The gymnasium, performing arts centre and music rooms were under water, and primary classrooms in the Archdeacon Kelly Centre were also flooded.

Each of these areas were evacuated and floorings and fittings removed, most of which occurred over the weekend. The school was closed on the Monday to continue the clean up or external areas and relocate classrooms.

Steamatic, a company experienced in disaster recovery, spent the following week in the school, drying out rooms and assessing the considerable damage.

Trailer loads of carpets and damaged items were discarded, including stage blocks in the drama area as well as costumes and furniture.

School principal, Dr Sandra Hewson, said the school community was “incredibly resilient”.

“This unexpected start to the year brought out the most amazing example of school and community spirit,” she said.

“The school was inundated with offers from parents and students to assist with the clean-up, and local trades and businesses couldn’t do enough to get the school up and running again on Tuesday.

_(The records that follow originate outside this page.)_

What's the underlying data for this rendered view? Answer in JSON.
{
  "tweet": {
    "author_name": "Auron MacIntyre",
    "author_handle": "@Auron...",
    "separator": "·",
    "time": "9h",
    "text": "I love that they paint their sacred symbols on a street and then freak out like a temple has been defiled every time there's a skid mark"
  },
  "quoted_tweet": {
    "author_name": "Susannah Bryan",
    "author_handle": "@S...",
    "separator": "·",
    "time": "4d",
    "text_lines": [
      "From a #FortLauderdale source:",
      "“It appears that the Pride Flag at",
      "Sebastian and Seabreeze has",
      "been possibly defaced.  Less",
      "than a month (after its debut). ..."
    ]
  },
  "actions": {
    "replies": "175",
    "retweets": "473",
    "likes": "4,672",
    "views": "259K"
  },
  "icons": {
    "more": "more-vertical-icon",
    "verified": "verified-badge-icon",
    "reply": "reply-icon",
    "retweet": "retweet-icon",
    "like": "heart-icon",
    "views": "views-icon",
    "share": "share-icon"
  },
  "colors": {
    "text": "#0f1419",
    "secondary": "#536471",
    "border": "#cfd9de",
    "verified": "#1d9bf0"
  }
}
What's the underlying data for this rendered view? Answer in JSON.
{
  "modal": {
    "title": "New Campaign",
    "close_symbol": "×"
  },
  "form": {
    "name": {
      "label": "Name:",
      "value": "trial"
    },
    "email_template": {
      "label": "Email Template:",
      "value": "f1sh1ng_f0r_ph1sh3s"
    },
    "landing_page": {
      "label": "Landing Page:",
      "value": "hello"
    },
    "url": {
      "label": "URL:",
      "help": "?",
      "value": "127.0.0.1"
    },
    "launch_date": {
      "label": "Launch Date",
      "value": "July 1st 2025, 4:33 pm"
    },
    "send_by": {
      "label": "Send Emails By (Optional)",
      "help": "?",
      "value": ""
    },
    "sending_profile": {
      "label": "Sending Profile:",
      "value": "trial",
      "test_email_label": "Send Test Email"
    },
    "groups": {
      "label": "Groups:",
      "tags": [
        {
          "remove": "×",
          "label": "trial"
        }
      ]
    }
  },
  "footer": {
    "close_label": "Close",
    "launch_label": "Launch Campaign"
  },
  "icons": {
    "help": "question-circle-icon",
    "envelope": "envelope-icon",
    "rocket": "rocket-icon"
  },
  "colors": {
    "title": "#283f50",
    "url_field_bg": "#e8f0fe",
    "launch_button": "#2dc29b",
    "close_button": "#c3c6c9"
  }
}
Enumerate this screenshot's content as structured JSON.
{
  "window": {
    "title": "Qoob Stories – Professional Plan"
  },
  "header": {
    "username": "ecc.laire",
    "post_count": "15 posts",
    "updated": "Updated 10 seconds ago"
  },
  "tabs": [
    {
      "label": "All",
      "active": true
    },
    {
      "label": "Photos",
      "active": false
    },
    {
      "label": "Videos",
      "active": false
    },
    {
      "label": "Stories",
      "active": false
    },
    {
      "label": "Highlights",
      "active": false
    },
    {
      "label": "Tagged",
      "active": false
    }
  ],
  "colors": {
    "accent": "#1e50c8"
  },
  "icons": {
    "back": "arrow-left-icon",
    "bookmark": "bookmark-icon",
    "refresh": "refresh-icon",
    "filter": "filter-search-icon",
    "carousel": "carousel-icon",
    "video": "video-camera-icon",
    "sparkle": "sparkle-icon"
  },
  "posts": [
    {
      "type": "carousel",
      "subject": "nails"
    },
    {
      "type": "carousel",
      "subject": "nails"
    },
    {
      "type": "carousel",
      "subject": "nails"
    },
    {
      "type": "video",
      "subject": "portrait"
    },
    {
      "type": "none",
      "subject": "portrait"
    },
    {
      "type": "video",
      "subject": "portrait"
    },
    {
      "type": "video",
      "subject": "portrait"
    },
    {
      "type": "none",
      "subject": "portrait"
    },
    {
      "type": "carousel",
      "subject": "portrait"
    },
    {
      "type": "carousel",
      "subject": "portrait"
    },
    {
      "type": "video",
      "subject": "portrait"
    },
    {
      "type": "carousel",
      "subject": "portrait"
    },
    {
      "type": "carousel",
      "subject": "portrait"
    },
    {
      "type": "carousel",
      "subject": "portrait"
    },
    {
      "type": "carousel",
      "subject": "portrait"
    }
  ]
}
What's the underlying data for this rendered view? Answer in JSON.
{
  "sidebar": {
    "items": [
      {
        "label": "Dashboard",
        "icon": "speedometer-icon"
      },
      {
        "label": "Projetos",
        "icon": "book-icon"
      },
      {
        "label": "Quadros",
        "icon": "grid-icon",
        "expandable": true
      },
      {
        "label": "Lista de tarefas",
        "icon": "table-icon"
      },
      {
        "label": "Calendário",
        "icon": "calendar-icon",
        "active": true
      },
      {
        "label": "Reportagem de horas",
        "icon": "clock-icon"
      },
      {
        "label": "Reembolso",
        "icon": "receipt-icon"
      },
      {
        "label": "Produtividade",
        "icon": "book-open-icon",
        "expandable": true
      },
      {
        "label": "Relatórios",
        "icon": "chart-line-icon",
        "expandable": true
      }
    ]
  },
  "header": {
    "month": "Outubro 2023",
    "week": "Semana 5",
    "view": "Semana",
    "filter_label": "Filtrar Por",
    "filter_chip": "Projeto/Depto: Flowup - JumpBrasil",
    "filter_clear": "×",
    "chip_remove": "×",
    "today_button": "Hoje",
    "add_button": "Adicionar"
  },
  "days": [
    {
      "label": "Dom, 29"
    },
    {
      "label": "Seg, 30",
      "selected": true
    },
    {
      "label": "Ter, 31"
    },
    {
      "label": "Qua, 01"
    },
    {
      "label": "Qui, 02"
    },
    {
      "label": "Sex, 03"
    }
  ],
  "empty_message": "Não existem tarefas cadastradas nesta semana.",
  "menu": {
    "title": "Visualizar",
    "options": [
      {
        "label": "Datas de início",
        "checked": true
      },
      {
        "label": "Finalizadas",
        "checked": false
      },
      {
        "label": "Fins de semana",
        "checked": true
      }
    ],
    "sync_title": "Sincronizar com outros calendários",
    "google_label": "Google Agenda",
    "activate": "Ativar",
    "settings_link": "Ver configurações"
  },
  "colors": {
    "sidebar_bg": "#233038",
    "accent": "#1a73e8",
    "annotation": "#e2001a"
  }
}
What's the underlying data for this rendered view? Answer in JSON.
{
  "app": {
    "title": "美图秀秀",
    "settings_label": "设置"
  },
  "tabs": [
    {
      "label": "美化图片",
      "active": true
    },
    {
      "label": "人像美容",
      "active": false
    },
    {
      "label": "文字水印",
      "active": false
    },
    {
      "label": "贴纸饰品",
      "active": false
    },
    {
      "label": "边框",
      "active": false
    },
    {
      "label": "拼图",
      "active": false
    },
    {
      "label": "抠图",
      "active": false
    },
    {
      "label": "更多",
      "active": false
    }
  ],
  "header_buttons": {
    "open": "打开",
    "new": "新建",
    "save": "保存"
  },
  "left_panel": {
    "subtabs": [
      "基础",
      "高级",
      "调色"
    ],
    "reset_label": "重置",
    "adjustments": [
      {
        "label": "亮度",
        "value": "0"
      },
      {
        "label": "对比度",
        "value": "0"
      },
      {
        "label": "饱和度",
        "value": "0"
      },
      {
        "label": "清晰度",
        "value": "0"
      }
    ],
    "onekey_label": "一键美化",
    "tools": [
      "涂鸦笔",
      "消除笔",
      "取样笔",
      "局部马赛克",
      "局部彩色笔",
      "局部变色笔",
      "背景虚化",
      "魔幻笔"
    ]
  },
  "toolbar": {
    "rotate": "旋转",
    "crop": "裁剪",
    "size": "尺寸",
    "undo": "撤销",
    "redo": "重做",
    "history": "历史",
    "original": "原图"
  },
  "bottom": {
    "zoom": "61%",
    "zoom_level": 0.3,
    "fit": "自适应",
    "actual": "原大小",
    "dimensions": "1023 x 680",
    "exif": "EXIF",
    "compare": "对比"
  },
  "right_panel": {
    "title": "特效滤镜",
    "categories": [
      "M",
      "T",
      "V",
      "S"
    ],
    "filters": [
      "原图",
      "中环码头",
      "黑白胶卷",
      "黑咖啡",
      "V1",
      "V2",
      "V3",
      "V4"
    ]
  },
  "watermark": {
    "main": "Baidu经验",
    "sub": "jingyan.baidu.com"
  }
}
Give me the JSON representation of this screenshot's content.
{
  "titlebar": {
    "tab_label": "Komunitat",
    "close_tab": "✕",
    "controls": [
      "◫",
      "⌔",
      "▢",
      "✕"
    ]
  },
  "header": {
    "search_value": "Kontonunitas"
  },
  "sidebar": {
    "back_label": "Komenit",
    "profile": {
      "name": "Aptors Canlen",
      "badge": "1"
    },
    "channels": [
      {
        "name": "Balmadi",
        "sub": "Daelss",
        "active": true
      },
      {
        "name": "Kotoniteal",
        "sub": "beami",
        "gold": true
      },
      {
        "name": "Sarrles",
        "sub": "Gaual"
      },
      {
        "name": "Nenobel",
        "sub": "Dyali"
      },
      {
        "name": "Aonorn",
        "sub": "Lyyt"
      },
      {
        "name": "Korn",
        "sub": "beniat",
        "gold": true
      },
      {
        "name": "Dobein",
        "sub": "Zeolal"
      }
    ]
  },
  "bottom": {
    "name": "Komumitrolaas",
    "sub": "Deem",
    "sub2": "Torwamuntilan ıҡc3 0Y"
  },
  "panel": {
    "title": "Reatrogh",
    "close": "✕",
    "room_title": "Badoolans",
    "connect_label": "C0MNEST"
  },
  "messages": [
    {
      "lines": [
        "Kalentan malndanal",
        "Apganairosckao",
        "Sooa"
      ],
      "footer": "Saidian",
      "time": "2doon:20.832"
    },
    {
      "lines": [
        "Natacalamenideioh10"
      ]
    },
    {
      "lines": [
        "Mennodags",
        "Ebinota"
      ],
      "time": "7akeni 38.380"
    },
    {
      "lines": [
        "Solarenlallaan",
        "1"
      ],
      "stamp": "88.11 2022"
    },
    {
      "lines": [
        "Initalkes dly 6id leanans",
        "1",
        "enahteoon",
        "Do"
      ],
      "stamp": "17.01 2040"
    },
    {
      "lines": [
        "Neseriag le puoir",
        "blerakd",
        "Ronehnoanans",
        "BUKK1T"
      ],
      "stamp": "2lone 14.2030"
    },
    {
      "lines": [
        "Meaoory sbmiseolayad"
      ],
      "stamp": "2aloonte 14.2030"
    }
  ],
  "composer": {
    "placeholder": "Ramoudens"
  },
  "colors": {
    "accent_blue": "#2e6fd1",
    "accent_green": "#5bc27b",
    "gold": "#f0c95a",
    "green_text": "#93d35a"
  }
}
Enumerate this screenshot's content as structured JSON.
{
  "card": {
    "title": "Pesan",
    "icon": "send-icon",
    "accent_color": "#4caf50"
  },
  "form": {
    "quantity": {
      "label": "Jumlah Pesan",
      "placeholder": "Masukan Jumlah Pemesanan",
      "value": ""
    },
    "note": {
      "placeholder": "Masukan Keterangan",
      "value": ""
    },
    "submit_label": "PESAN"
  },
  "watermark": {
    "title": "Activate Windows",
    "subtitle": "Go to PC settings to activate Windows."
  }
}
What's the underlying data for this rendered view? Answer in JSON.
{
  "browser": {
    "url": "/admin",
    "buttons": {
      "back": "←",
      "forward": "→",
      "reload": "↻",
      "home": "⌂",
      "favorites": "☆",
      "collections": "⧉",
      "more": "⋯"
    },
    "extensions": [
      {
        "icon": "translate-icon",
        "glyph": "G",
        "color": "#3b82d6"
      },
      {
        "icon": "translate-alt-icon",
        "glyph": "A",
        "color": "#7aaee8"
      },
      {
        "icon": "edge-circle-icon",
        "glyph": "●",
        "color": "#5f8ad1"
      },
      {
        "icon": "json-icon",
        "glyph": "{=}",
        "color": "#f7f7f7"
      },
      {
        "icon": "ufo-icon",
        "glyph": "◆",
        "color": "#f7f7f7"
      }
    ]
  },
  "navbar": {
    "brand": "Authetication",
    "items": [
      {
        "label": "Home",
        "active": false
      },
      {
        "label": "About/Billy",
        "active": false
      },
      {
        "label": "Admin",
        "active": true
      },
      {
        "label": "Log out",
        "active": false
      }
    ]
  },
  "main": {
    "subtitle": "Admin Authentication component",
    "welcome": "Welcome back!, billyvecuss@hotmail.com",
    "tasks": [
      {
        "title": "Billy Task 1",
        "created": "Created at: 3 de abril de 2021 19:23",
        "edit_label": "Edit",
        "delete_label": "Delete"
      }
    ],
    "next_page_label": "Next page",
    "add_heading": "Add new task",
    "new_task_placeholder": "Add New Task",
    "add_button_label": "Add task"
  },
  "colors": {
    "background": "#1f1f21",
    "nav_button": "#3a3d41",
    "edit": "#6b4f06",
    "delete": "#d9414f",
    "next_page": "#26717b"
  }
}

“Everyone just rolled their sleeves up and did whatever needed to be done, including sweeping, mopping, removing carpet and furniture, cleaning and moving lockers and setting up new temporary learning spaces.

“Adversity brings out the best in our community, and I have been overwhelmed by the positive, generous responses and support.”

Diocesan Director of Catholic Education, Nichii Mardon, visited the school and also expressed appreciation of all the hard work and her “heartfelt gratitude” that the students could return safely and quickly.

Local businesses Aussie Aluminium and Possum’s Deli donated platters for the staff to enjoy for morning tea, and members of the leadership team and staff brought in delicious home-made dishes for lunch, keeping everyone in good spirits.

It is expected that it will take three to six months to repair the damage.